An den anderen Kundenzentren (Hamburg Service vor Ort) gebe es dagegen bisher keine nennenswerten Auswirkungen, hieß es von der Wissenschaftsbehörde am Mittwochmittag. Auch bei den Zulassungsstellen des Landesbetriebs Verkehr (LBV), den Schleusen im Hafen und der Nachmittagsbetreuung an Schulen könnte es zu Einschränkungen kommen, hieß es im Vorfeld des Streiks.
„Wir stehen hier, weil wir die Schnauze voll davon haben, dass man den öffentlichen Dienst ausbluten lässt“, so Behle. Sie wies darauf hin, dass in diesem Sektor schon jetzt 300.000 Stellen unbesetzt sind. „Die Kolleginnen und Kollegen arbeiten am Limit unter ständig schlechter werdenden Bedingungen – und es wird noch schlimmer werden, wenn wir jetzt nicht gegensteuern.“ Es entschieden sich aber immer weniger junge Menschen für eine Laufbahn im öffentlichen Dienst. Damit, sagte Behle, „ist unsere Forderung mehr als berechtigt.“
Ver.di verlangt 10,5 Prozent mehr Geld, wenigstens aber 500 Euro zusätzlich im Monat. Die Gegenseite, die Tarifgemeinschaft deutscher Länder (TdL), deren Verhandlungsführer Hamburgs Finanzsenator Andreas Dressel (SPD) ist, hat in den bisherigen zwei Verhandlungsrunden noch kein Angebot vorgelegt.
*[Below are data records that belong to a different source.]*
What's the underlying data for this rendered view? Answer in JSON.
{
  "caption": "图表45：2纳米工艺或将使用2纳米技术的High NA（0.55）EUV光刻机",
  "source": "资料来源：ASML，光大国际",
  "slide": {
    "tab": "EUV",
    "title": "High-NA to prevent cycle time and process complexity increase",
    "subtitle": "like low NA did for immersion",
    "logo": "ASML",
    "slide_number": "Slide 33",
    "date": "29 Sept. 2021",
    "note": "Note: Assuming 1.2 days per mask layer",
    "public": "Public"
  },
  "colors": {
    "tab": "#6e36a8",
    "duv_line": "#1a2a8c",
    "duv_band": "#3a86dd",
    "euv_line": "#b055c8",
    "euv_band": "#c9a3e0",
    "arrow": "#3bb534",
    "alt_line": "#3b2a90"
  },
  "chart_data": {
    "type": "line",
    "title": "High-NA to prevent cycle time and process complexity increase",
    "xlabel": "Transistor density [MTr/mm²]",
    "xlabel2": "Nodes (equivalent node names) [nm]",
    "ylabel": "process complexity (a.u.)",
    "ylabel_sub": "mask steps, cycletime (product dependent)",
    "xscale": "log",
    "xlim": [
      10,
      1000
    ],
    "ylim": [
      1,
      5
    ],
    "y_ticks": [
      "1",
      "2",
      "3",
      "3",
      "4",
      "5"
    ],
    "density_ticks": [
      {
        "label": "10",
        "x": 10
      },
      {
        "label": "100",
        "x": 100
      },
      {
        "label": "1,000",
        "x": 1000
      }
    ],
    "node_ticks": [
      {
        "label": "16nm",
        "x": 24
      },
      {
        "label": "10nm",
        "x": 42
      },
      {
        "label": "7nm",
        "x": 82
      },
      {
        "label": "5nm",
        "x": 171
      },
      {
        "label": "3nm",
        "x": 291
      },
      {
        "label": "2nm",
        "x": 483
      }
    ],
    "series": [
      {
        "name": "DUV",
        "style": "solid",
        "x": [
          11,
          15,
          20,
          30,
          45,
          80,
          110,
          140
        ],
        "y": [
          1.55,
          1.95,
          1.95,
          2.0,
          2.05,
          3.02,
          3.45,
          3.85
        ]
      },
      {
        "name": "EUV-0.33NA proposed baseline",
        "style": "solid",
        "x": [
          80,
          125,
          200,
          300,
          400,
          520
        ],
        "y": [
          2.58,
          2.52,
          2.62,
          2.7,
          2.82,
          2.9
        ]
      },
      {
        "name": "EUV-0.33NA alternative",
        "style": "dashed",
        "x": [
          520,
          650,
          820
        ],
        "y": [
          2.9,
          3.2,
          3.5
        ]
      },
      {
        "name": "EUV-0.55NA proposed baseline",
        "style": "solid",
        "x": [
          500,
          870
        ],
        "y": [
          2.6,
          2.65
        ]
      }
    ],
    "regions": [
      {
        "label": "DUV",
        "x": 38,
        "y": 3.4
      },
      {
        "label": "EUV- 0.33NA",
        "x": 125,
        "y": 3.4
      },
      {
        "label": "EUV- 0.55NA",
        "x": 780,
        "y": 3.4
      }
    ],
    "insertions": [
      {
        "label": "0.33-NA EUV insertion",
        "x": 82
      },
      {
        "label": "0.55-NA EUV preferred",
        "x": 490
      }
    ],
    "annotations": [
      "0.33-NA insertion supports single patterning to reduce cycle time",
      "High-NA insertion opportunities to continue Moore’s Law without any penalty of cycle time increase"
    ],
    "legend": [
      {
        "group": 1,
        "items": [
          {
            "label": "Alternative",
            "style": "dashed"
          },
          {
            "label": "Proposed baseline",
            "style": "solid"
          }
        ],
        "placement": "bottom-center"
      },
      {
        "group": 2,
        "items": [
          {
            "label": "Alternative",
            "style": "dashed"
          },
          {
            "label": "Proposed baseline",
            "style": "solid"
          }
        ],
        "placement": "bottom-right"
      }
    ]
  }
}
Streik in Hamburg: Arbeitgeber fordern „gemeinsames Verständnis für die gegenwärtige Lage“
„Wir sind nicht mehr bereit, Fehlentscheidungen und strukturelle Probleme der Arbeitgeberseite auszubaden“, sagte Behle. „Wir werden nicht mit unseren Gehältern den bröckelnden Putz in den Schulen bezahlen.“ Das Argument der Arbeitgeberseite, man könne sich derartige Mehraufwendungen für das Personal nicht leisten, ließ Tanja Chawla, Vorsitzende des Deutschen Gewerkschaftsbundes (DGB) in Hamburg, nicht gelten. „Für die Bundeswehr ist Geld ohne Ende da“, sagte sie.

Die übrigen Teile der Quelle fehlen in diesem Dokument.